VLVL 4: Vet Business
Dave Monroe
monrovius at yahoo.com
Fri Aug 29 11:55:03 CDT 2003
See, by the way ...
Ohnuki-Tierney, Emiko. Kamikaze, Cherry Blossoms,
and Nationalisms: The Militarization of Aesthetics
in Japanese History. Chicago: U of Chicago P,
2002.
Why did almost one thousand highly educated "student
soldiers" volunteer to serve in Japan's tokkotai
(kamikaze) operations near the end of World War II,
even though Japan was losing the war? Did they embody
the imperial ideology both in thought and in action?
In this fascinating study of the role of symbolism and
aesthetics in totalitarian ideology, Emiko
Ohnuki-Tierney shows how the state manipulated the
time-honored Japanese symbol of the cherry blossom to
convince people that it was their honor to "die like
beautiful falling cherry petals" for the emperor.
Drawing on diaries never before published in English,
Ohnuki-Tierney describes these young men's agonies and
even defiance against the imperial ideology.
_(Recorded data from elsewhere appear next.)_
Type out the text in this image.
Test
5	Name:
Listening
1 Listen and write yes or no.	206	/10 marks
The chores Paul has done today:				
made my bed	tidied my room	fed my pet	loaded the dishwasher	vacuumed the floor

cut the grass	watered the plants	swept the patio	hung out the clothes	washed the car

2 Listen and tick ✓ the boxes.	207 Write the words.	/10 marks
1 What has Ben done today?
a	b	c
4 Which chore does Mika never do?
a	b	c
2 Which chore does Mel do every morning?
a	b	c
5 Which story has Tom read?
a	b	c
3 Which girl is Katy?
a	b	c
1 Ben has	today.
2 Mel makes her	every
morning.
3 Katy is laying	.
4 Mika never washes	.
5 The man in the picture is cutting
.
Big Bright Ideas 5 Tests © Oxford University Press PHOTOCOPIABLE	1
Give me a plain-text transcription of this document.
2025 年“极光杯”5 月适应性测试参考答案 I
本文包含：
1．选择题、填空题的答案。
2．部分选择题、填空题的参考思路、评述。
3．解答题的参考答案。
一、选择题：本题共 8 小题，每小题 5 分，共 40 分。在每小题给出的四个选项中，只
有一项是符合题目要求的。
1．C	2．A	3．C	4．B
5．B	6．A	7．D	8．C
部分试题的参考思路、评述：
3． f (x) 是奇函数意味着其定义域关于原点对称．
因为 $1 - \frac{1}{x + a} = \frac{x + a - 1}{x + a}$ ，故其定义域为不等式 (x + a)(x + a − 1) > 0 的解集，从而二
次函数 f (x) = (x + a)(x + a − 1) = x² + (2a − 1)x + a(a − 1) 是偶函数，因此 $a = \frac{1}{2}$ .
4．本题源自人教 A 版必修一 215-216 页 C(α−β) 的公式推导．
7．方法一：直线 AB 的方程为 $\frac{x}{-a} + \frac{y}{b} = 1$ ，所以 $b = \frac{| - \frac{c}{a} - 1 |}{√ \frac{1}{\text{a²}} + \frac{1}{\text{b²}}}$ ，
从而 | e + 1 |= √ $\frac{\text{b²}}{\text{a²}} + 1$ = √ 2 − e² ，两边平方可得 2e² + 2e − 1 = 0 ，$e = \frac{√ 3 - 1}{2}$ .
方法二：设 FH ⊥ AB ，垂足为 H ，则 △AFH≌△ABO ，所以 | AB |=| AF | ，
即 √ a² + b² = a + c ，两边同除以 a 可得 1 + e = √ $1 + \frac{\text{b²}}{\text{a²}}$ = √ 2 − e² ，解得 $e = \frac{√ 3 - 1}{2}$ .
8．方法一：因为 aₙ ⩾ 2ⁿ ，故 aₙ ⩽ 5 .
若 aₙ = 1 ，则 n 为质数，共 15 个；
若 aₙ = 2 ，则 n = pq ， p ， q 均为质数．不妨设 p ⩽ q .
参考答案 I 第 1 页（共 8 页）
Passionately devoted to cosmopolitan intellectual
traditions, the pilots saw the cherry blossom not in
militaristic terms, but as a symbol of the painful
beauty and unresolved ambiguities of their tragically
brief lives. Using Japan as an example, the author
breaks new ground in the understanding of symbolic
communication, nationalism, and totalitarian
ideologies and their execution.
http://www.press.uchicago.edu/cgi-bin/hfs.cgi/00/15259.ctl
--- Terrance <lycidas2 at earthlink.net> wrote:
> VL.147
>
> She was referring to what he had always called his
> "interesting work with airplanes" during World War
> II. "Though to be frank," she continued, I can't
> imagine you in anybody's air force, let alone the
> kamikaze, who, I understand from the history books,
> were fairly picky about who flew for 'em."